The deadline for submitting bids for the beleaguered Essar Steel, put up for sale under Insolvency and Bankruptcy Code (IBC), ends today and it's reportedly looking like a tug of war between the Ruias and L.N. Mittal, though Tata Steel is also expected to enter the fray.
Yes, the government has amended the Insolvency and Bankruptcy Code (IBC) to prevent promoters of defaulting companies to bid for stressed assets. Yes, Essar Steel, with over Rs 43,000 crore of debt on its books, was among the initial 12 companies identified by the RBI for insolvency proceedings and was controlled by siblings Shashi and Ravi Ruia. And yes, ArcelorMittal was a shareholder in Uttam Galva, which was taken to the National Company Law Tribunal in April last year after defaulting on Rs 110 crore loans. But the parties involved seem to have found neat solutions to stay eligible to bid.

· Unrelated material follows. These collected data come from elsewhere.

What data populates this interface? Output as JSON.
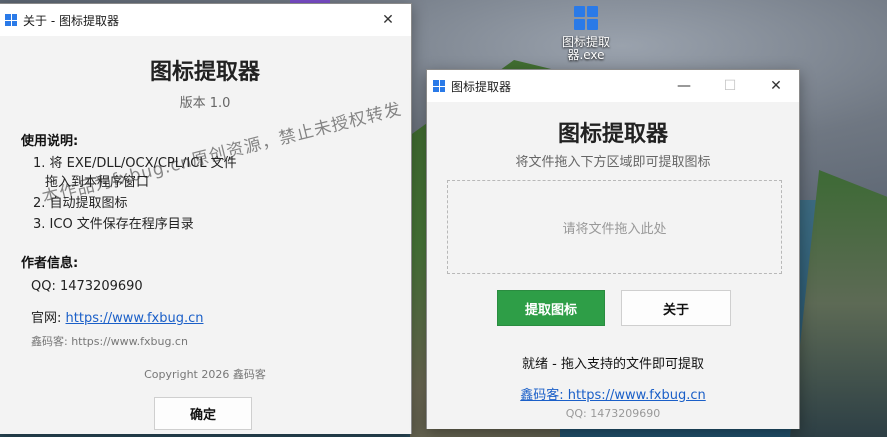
{
  "desktop": {
    "icon_label": "图标提取器.exe"
  },
  "about_window": {
    "title": "关于 - 图标提取器",
    "close_glyph": "✕",
    "app_name": "图标提取器",
    "version": "版本 1.0",
    "usage_heading": "使用说明:",
    "usage_lines": [
      "1. 将 EXE/DLL/OCX/CPL/ICL 文件",
      "拖入到本程序窗口",
      "2. 自动提取图标",
      "3. ICO 文件保存在程序目录"
    ],
    "author_heading": "作者信息:",
    "qq": "QQ: 1473209690",
    "website_label": "官网: ",
    "website_url": "https://www.fxbug.cn",
    "xinma": "鑫码客: https://www.fxbug.cn",
    "copyright": "Copyright 2026 鑫码客",
    "ok_button": "确定",
    "watermark": "本作品为fxbug.cn原创资源，禁止未授权转发"
  },
  "main_window": {
    "title": "图标提取器",
    "minimize_glyph": "—",
    "maximize_glyph": "☐",
    "close_glyph": "✕",
    "app_name": "图标提取器",
    "subtitle": "将文件拖入下方区域即可提取图标",
    "drop_placeholder": "请将文件拖入此处",
    "extract_button": "提取图标",
    "about_button": "关于",
    "status": "就绪 - 拖入支持的文件即可提取",
    "link": "鑫码客: https://www.fxbug.cn",
    "qq": "QQ: 1473209690"
  },
  "colors": {
    "accent_green": "#2e9e47",
    "link_blue": "#1a5fc8",
    "windows_blue": "#2a7ae8"
  }
}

Last week, according to The Economic Times, L.N. Mittal-led ArcelorMittal cashed out of its investment in Uttam Galva-at a loss-to avoid any last-minute controversy and has joined hands with Japanese giant Nippon for the bid. The Ruia family got a lot more creative and has pinned its hopes on a special purpose vehicle, Numetal Mauritius, in which leading Russian bank VTB is the largest shareholder followed by Russia's Tyazprom Export, a construction engineering and management consulting company that specialises in steelworks. Rewant Ruia, son of Essar cofounder Ravi Ruia, is the minority partner, the shareholding held via a Singapore-based trust. Sources close to Essar told the business daily that since the Ruias are a minority partner, the Numetal bid will not be in violation of the IBC's related party clauses.
Tata Steel, the other potential contender, is widely expected to be less aggressive than these two, while Vedanta and JSW are unlikely to submit binding offers. Satish Kumar Gupta of Alvarez and Marsal (A&M) is the resolution professional (RP) appointed to oversee Essar Steel.
Though the liquidation value has reportedly been fixed at Rs 20,000 crore, the Numetal bid is expected to be in the range of Rs 35,000-40,000 crore. But that's no shoo-in since the world's largest steelmaker, ArcelorMittal, is widely expected to be as aggressive. Mittal has wanted to build a steel plant in the country since 2005 but has been repeatedly thwarted by regulatory hassles. Essar's 10 million tonne steel plant in Hazira, Gujarat-India's largest single-location flat steel plant-will fit neatly into the company's plan to create a sizable footprint in the Rs 3.15 lakh crore Indian steel market. The Ruias, meanwhile, will not want to let go of their hold at a time when steel prices have shot up 15% in the past seven to eight months. Moreover, according to the World Steel Association, steel production in India is projected to grow at 7.1% in 2018, the highest rate among the top 10 steel-using countries.
One hopes that the bidding war does not see the IBC amendment get creatively thwarted, because that will only open the floodgates for other defaulting promoters to get back in on the action.